In an effort to shed some light on how helpful some of President Obama’s “socialist” policies have been for thousands of homeowners in Virginia, let me point to some quick data under the Making Home Affordable (MHA) Program for a deeper insight. Under President Obama, the MHA Program offers a number of programs that helps Virginia’s homeowners pay their monthly mortgage payments in these tough economic times. The Home Affordable Modification Program (HAMP), the Principle Reduction Alternative (PRA), and the Second Lien Modification Program (2MP) are just three examples in the arsenal of programs available to help Virginia’s economically struggling homeowners meet their monthly mortgage payments.
Since its creation in 2009 up till November 2011, HAMP has assisted a total of 19,584 homeowners in Virginia. In effect, then, without the big bad federal government stepping in under President Obama’s leadership, close to 20,000 Virginians may have been forced to sell their homes or go into considerably higher debt. That’s kind of a big deal.

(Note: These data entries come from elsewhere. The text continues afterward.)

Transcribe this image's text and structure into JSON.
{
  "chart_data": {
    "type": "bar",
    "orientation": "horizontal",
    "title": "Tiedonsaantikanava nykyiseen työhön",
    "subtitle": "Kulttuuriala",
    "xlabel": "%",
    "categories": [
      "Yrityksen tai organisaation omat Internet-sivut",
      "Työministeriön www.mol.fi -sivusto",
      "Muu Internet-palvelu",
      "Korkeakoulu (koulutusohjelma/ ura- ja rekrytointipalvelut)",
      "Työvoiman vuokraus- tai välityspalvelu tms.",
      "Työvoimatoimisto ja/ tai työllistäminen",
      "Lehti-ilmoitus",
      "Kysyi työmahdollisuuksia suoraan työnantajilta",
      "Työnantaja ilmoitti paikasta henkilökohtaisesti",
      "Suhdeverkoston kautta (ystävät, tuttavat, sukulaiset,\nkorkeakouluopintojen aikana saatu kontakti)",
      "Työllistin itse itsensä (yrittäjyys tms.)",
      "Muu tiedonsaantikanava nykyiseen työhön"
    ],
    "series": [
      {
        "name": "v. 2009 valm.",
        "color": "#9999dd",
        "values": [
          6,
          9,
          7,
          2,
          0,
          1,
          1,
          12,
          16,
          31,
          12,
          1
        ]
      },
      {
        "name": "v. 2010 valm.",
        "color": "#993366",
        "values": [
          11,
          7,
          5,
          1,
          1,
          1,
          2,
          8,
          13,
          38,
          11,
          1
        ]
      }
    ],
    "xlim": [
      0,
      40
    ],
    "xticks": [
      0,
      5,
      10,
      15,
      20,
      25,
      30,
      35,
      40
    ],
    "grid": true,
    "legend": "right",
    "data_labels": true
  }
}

Some folks will see these numbers and shrug them off as a fluke or somehow untied to the direct policy leadership of President Obama. For those folks, they are probably already lost. But for the “independents” of Virginia, it should be clear that if Willard Romney had his way, these nearly 20,000 homeowners would have been “fired, my friend” (are homes people too, Mitt? People occupy them and they are a source of material gain…) In the world of Willard, economic failure is also a seemingly moral failure, a failure that the government should not attempt to alleviate with social programs. If only everyone were born with a silver spoon in their mouth, oh what a wonderful Bain Capitalistic world it would be, right Mitt?
Political figures and political hacks who decry the very existence of the federal government’s role in the well-being of millions of needy Americans have a strong sense of historical amnesia. Or perhaps they choose to interpret traumatic episodes in America’s past like the Great Depression as the consequences of too much government regulation! These same individuals, in all probability, have a shrine erected to that deacon of “free” markets, Milton Friedman. True or no, I don’t imagine that those nearly 20,000 homeowners in Virginia helped under the federal MHA program view an unregulated economic marketplace (i.e. without government intervention) with the same optimism.